Карналя поздравляли, обнимал Рэм Иванович, смеялись, вспоминая случай со стулом, о котором Рэм Иванович все-таки рассказал. Когда спросили, даст ли он банкет, Карналь вынужден был признаться, что у него нет денег. И вообще после женитьбы он, кажется, и не пил ничего, кроме легкого вина, да и то весьма редко. Оказалось, что это прекрасно совпадает с состоянием здоровья большинства членов ученого совета, которые не нуждаются в разогревании своего организма жидкостью подозрительного химического состава, отдавая преимущество собственному внутреннему огню (у кого он еще сохранился).
В завершение Карналя попросили рассказать о своих научных планах. Он не имел никаких планов. Ежедневно двумя трамваями – в техникум, лекции, заботы по дому, затем – в театр, встречать Айгюль.
– Немного интересуюсь проблемой минимизации булевых функций, – сказал он робко. – Рэм Иванович знает, что я еще студентом пробовал помозговать в области дискретного анализа. Кажется мне, что булевые функции...
– Ага! Кибернетика вас не забыла! – воскликнул Рэм Иванович. – Кстати, вы теперь в Киеве, а как раз в Киеве академик Лебедев создал первую на европейском континенте вычислительную машину. Вы об этом, безусловно, знаете, а вот о вас там не знает никто. Мы вынуждены были чуть ли не объявлять всесоюзный розыск, чтобы вас найти. Теперь мы вам не позволим спрятаться, не надейтесь!
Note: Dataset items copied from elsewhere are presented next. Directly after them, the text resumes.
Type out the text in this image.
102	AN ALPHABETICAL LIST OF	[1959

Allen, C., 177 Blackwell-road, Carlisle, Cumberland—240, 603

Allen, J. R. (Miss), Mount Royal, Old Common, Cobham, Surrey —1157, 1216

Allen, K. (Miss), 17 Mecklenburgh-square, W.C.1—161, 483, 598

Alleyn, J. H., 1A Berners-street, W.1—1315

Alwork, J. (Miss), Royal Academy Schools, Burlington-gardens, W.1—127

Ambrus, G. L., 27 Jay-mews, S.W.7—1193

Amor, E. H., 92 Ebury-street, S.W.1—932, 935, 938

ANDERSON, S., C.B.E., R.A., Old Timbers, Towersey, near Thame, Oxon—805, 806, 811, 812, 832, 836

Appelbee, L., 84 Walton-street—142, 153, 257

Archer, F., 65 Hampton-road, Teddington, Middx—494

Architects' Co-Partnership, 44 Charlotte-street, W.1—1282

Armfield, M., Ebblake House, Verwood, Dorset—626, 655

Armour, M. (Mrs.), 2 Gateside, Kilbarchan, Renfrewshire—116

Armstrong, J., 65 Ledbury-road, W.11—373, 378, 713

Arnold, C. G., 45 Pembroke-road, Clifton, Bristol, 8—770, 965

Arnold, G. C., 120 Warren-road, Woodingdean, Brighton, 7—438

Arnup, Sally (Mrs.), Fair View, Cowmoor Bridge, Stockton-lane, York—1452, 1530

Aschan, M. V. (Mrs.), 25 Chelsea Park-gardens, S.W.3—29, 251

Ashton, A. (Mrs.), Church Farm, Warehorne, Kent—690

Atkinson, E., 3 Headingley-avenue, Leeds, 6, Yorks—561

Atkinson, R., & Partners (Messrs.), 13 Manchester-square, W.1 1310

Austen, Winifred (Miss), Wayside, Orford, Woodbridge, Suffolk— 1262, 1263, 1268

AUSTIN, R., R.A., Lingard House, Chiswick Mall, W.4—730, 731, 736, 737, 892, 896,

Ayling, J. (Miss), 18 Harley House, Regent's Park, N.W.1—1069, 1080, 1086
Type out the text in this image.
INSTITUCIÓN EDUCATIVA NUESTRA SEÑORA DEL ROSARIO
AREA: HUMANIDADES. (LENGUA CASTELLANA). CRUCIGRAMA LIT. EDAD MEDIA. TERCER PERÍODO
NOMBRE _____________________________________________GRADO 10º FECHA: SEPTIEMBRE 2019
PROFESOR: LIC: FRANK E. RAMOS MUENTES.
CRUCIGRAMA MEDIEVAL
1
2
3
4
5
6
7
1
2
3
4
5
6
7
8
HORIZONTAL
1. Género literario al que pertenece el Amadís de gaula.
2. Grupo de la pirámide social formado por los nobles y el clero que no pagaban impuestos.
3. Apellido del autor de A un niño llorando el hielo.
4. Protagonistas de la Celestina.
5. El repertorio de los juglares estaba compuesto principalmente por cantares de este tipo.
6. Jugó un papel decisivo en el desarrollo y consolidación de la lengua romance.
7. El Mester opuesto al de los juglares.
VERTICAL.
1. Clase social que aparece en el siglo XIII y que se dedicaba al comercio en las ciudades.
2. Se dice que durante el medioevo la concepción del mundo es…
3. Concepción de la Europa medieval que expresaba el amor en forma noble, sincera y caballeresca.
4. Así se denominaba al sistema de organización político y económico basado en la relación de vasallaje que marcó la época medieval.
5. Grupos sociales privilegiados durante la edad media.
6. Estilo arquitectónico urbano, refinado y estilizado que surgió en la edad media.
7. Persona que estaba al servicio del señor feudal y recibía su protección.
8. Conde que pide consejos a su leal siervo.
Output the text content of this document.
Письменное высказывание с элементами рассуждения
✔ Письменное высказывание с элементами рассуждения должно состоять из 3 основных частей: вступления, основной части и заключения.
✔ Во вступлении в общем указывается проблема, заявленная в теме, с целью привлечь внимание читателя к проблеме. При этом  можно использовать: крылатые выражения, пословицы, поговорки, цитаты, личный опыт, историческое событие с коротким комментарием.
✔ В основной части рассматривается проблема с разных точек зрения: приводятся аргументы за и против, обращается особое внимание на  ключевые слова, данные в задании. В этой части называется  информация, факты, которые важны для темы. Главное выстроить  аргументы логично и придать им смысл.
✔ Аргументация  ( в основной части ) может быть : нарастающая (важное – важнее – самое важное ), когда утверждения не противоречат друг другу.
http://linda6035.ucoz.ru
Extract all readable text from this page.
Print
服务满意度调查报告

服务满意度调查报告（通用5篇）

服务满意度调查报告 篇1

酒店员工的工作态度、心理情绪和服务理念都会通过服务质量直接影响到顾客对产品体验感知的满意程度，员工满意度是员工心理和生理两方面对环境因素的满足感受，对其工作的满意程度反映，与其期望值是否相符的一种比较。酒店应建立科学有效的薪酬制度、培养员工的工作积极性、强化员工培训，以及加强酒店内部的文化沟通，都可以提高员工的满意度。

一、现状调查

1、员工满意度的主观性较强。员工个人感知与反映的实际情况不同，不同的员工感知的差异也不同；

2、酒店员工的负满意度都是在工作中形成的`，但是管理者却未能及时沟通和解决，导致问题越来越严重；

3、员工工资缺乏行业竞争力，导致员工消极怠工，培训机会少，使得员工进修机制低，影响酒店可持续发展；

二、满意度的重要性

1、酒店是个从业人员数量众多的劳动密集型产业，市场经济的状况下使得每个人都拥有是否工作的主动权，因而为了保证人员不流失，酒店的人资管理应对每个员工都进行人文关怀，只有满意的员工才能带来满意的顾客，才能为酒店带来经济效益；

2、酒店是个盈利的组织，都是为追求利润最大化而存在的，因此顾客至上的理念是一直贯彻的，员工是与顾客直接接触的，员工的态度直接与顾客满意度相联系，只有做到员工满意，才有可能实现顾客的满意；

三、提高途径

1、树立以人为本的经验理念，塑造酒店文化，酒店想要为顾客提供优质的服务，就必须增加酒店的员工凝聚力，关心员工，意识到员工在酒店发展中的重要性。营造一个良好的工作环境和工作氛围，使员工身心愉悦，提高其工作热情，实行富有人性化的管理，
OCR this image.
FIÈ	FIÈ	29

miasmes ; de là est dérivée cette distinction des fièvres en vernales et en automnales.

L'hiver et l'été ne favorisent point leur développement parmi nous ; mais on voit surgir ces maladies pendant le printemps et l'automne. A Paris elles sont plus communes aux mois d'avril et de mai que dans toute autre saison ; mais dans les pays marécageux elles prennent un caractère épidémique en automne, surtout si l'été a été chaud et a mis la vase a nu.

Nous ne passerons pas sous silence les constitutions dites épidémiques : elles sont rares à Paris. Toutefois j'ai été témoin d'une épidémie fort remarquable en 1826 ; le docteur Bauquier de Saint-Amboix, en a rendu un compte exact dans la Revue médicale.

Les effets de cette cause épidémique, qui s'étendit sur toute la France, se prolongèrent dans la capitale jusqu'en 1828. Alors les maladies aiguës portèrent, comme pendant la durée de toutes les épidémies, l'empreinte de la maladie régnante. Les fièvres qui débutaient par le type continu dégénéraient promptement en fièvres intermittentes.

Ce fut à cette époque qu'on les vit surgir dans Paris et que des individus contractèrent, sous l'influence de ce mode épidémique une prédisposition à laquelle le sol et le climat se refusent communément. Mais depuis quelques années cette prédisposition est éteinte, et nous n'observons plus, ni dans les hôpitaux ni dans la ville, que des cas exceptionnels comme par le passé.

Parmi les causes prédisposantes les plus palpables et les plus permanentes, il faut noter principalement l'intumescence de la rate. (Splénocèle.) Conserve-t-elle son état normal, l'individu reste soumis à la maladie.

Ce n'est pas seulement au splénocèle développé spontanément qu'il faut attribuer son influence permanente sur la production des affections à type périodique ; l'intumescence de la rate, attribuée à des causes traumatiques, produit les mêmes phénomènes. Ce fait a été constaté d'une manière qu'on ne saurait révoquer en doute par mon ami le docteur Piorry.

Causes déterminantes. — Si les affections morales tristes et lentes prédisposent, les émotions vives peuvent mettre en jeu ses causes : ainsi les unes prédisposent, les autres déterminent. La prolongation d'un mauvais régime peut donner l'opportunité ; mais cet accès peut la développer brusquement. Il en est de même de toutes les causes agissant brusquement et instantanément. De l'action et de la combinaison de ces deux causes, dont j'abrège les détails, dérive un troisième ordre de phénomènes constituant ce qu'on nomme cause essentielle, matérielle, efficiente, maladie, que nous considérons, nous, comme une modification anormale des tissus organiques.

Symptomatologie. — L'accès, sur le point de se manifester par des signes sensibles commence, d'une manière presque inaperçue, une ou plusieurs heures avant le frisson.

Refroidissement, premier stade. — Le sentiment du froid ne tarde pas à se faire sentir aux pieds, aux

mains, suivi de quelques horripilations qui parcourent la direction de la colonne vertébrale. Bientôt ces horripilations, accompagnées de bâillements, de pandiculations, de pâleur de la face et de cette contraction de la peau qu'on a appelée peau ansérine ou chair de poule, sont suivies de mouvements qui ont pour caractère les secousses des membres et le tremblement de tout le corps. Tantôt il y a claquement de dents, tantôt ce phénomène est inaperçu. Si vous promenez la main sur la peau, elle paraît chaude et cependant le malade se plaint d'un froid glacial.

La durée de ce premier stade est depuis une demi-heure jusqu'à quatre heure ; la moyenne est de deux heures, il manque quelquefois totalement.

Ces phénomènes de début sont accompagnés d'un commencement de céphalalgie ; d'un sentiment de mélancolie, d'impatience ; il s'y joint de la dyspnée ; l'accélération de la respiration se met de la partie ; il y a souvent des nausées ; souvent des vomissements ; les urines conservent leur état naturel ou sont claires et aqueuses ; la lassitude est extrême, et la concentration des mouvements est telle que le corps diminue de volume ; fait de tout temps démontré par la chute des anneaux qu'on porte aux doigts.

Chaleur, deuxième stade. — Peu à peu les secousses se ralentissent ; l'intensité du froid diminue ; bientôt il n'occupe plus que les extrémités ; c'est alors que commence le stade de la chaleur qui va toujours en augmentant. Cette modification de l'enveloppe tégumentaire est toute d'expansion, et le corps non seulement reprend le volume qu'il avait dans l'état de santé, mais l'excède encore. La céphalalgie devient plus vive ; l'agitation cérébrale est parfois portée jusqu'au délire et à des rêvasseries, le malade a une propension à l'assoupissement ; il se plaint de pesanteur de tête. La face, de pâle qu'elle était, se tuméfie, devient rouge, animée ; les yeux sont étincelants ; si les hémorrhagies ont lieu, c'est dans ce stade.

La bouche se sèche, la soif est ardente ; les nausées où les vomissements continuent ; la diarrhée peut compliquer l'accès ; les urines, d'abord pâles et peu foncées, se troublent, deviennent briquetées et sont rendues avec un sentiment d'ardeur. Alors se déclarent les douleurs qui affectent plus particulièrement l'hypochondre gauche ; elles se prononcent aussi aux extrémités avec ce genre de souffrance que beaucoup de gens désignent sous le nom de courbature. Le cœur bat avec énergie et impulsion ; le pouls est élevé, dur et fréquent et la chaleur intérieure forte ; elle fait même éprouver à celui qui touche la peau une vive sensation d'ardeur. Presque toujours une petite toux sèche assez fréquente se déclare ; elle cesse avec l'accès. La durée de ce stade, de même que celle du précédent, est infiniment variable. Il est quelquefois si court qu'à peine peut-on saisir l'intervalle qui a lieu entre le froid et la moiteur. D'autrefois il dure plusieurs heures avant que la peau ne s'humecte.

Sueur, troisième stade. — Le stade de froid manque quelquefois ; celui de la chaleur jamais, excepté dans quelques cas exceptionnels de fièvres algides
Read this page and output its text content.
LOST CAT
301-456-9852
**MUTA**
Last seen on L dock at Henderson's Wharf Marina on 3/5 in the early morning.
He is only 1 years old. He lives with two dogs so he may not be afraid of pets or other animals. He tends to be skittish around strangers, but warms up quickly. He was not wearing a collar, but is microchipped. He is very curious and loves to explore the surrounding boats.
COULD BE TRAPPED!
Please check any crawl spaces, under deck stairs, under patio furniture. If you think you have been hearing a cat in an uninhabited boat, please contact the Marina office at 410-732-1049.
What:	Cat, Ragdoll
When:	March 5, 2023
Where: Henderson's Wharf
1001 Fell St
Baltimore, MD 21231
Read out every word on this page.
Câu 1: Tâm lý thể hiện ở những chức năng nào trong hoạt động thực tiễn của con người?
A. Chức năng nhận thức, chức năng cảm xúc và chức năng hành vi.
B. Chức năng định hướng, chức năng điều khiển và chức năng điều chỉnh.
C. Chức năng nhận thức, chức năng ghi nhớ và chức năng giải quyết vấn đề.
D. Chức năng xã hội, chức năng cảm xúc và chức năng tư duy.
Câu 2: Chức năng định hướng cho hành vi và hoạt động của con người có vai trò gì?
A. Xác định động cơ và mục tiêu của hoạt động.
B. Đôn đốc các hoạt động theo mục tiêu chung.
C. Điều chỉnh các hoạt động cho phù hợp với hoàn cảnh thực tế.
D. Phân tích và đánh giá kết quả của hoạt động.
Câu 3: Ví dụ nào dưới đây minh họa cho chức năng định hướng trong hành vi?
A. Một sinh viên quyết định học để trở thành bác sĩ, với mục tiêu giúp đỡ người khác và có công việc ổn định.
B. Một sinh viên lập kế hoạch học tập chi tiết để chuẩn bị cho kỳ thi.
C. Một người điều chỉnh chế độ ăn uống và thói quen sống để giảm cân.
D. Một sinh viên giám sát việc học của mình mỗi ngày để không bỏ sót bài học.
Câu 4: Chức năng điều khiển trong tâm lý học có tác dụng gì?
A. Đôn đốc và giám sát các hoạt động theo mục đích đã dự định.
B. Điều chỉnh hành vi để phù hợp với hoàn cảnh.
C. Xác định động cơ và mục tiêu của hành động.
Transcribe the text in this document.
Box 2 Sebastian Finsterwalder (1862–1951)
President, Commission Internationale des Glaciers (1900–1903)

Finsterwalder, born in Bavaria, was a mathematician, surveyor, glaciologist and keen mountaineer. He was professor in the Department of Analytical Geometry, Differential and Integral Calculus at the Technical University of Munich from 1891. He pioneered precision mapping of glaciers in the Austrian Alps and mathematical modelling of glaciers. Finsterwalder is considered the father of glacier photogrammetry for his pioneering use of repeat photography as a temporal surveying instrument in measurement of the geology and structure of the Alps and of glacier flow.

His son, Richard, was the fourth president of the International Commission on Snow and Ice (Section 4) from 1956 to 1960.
Карналь еще не мог охватить размеров и значения всех перемен, которые должны теперь произойти в его жизни. В Ленинграде он задержался, вернулся домой только через неделю, на удивленно-осуждающий взгляд Айгюль по нашелся ответить ничего иного, как:
– Я, кажется, стал доктором наук.
– А что это такое?
– Ну, ученая степень... Наивысшая, разве что кроме академического.
– Тебе это нужно?
Растерянность перед ее наивностью так отчетливо вырисовывалась на его лице, что Айгюль прыгнула на него, охватила шею, подставила губы.
– Поцелуй, раз ты доктор! Никогда не знала, что это такое!
– По-моему, я был счастлив и без этого, – целуя ее, сказал Карналь.
– Но ведь ты рад, рад?
– Наверное, рад.
– Тогда я тоже рада.
Неужели так начинаются все великие дела в жизни?
Он еще не верил, еще не знал, еще хотел остаться тем, кем был, не было для него на свете ничего дороже этой тоненькой, сотканной из красоты женщины. Наверное, она тоже не хотела ничего и никого, кроме него. Они долго бродили в темноте по своей просторной квартире, пока ноги их не заплелись на старом ковре, и тут кончился для них мир и начались они сами. Были только они для себя, двое в бесконечности с безграничной чувственностью, нежностью и восторгом.